Tinajero joined the Center for Social Solutions at its founding, and as project senior manager has played a large role in establishing the center at the university in addition to managing the Our Compelling Interests book series and developing other projects through the Diversity and Democracy initiative. “The aspect I enjoy most is connecting with different contributors across the university to brainstorm possible workshops, events and/or programs,” reflects Tinajero. Since the opening of the center, Tinajero has overseen its largest hosted events, including the launch of Volume 3 of the book series at the Art Institute of Chicago; a broadcast panel discussion on religious diversity from the country’s first public television station in Pittsburgh, PA; and most recently, a comprehensive conversation about diversity hosted at the University of Michigan itself. She also has helped oversee significant grant proposals for the center’s Slavery and Its Aftermath initiative, and actively engages in networking opportunities to expand awareness of and partnerships with the center.

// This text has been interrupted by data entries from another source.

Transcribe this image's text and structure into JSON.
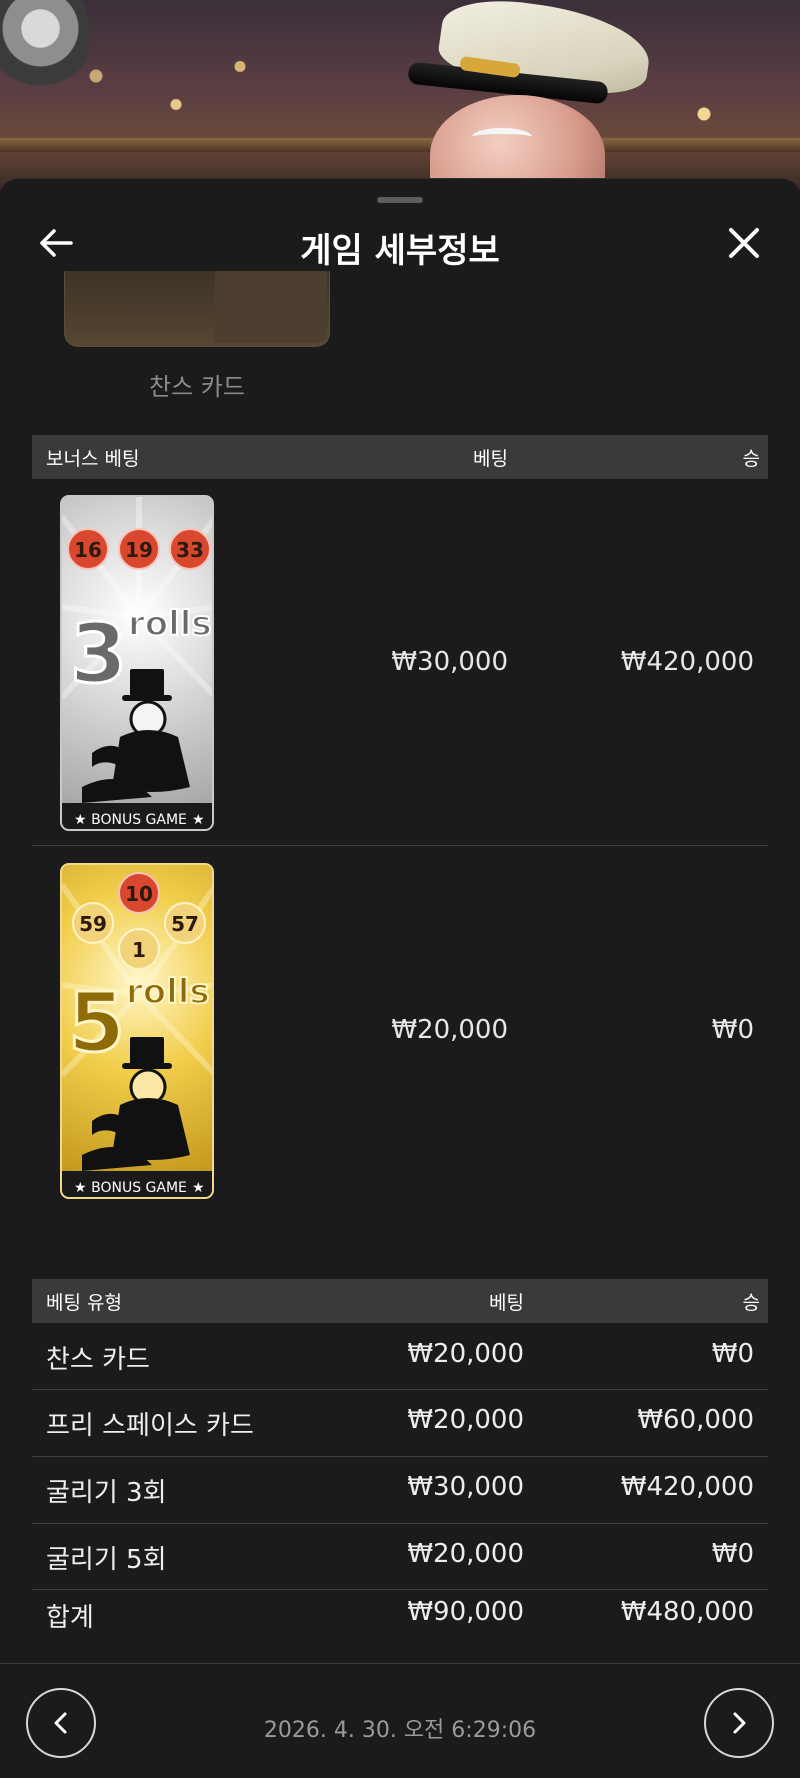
{
  "header": {
    "title": "게임 세부정보"
  },
  "chance_card": {
    "label": "찬스 카드"
  },
  "bonus_table": {
    "columns": [
      "보너스 베팅",
      "베팅",
      "승"
    ],
    "rows": [
      {
        "tile": {
          "balls": [
            "16",
            "19",
            "33"
          ],
          "number": "3",
          "word": "rolls",
          "footer": "BONUS GAME",
          "style": "silver"
        },
        "bet": "₩30,000",
        "win": "₩420,000"
      },
      {
        "tile": {
          "balls": [
            "10",
            "59",
            "57",
            "1"
          ],
          "number": "5",
          "word": "rolls",
          "footer": "BONUS GAME",
          "style": "gold"
        },
        "bet": "₩20,000",
        "win": "₩0"
      }
    ]
  },
  "bet_type_table": {
    "columns": [
      "베팅 유형",
      "베팅",
      "승"
    ],
    "rows": [
      {
        "type": "찬스 카드",
        "bet": "₩20,000",
        "win": "₩0"
      },
      {
        "type": "프리 스페이스 카드",
        "bet": "₩20,000",
        "win": "₩60,000"
      },
      {
        "type": "굴리기 3회",
        "bet": "₩30,000",
        "win": "₩420,000"
      },
      {
        "type": "굴리기 5회",
        "bet": "₩20,000",
        "win": "₩0"
      }
    ],
    "total": {
      "label": "합계",
      "bet": "₩90,000",
      "win": "₩480,000"
    }
  },
  "footer": {
    "timestamp": "2026. 4. 30. 오전 6:29:06"
  },
  "icons": {
    "back": "arrow-left-icon",
    "close": "close-icon",
    "prev": "chevron-left-icon",
    "next": "chevron-right-icon"
  },
  "colors": {
    "sheet": "#1b1b1b",
    "table_header": "#3a3a3a",
    "ball_red": "#d9472f",
    "ball_gold": "#f0c85a"
  }
}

While she embraces the mission of the center as a whole, Tinajero is most passionate about the center’s focus on leveraging diversity as an integral part of creating a prosperous democracy. “I am the daughter of two Latin Americans who emigrated to the U.S. in the ‘60s,” she explains. Although her family members were naturalized U.S. citizens, Tinajero has witnessed how no matter what industry or sector her parents and extended family worked in, there were barriers based on assumptions regarding their skin color, ethnicity, and accents. However, Tinajero notes, “despite the obstacles they stayed, continue to persevere, provide for their families. It reminds me everyday how this nation was built.” 

This personal connection fuels Tinajero’s work not just at the center, but her activities outside of the office. Besides volunteering for the SafeHouse Center, she also participates in the university’s Women of Color Task Force (WCTF) and the Facilitators Engagement Program, which often inspires her projects at the center. “These two avenues on campus allow me to unpack the pressing questions and ideas relevant to diversity, equity and inclusion,” Tinajero relates, “and think about the ways the center, and my work, can help advance those ideas in a measurable way.” 

Tinajero looks forward to the continuation of the center’s mission following a successful first year. “I hope our work serves as a catalyst for innovations in society that signal the value of diverse identities and inclusion while encouraging meaningful engagement between communities,” says Tinajero. In addition, she hopes to see a sustainable and far-reaching impact for its projects that benefit Michigan and beyond, “helping us leverage our power to do and be better.”